CephFS: More Filesystems per Cluster

CephFS was once the nucleus of the entire Ceph setup. However, in the early Inktank years, it was forced to take a back seat behind RBD and the Object Gateway as the RADOS front end, because it offered the least value in the context of private cloud setups. At the time, almost everyone wanted a private cloud. It took several years before Inktank finally dared to move CephFS to version number 1.0 and declare it ready for production. However, critics at the time saw CephFS 1.0 as more of a pared-back release with a massively reduced feature set. Of course, many of the missing features have been added in the meantime. Moreover, it became possible to operate multiple CephFS filesystems within a RADOS cluster.
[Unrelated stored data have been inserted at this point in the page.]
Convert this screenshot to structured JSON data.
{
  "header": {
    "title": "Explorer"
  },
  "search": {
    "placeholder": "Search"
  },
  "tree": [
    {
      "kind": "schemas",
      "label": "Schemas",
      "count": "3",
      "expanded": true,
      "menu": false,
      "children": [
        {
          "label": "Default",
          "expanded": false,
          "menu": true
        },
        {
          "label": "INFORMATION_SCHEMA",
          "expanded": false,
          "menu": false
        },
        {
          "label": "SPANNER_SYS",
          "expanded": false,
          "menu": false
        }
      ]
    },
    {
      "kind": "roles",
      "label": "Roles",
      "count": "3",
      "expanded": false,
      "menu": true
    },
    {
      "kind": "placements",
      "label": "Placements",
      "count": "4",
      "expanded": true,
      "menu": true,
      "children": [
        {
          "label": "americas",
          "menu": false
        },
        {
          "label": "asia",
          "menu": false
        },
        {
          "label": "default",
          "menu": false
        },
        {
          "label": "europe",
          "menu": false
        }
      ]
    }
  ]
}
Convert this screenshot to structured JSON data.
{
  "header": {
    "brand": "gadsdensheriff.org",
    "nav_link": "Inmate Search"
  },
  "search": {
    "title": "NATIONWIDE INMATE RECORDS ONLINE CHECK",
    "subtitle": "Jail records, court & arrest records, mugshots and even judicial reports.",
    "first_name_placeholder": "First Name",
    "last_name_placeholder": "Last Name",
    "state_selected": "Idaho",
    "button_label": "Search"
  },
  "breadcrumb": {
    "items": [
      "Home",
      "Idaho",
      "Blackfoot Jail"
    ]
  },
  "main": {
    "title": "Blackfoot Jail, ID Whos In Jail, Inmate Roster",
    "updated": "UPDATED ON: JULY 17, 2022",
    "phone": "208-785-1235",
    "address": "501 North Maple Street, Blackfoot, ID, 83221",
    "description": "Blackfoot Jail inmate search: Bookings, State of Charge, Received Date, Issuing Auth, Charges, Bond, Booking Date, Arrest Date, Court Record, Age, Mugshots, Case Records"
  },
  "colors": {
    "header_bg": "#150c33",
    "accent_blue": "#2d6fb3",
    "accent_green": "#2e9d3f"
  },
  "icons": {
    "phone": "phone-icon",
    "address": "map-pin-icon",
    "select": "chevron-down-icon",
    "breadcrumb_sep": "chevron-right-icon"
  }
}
What sounds like a detail has practical, tangible implications. Previously, you could create precisely one CephFS in a RADOS cluster. In many companies, though, this approach is not viable because of compliance issues. For example, a common occurrence is to stipulate a logical separation between a company's own data and third-party data in the cloud. However, implementing this in a meaningful way is virtually impossible with just ACLs and POSIX permissions. A better solution is to have a separate filesystem with its own CephX key for each customer. RADOS then prevents access to objects that the accessing clients have nothing to do with at the level of object storage. This feature has since also reached maturity for production. As a bonus, it is now possible to replace different services such as NFS and Samba with CephFS in your own environment without the content of the different CephFS filesystems getting in each other's way.

Ceph Object Gateway

Huge changes to the Ceph Object Gateway have been made, in particular to the way off-site replication works. The gateway, often referred to by its legacy name, RADOS Gateway (RGW), was the first front end in Ceph to allow asynchronous replication across multiple sites, which made sense because everyone knows that the gateway supports REST-based access to objects in RADOS by emulating AWS Simple Storage Service (S3).

S3 has become the asset store in many web applications, for example, to keep images, video, and other immutable data in small stores in regional proximity to the client and let the web application automatically generate the appropriate links, depending on the client's origin. Of course, the option to sync content between sites makes sense in this case.

Today, this functionality is no longer a separate tool, but a component of RGW. It is nevertheless remarkable: Specific buckets or entire pools can be replicated between RADOS instances with realms, zone groups, and zones. The Ceph documentation even has a blueprint on how to extend such a setup with Nginx. RADOS then becomes a kind of massively scalable mini-CDN that offers good enough performance for the requirements of HTTP and HTTPS.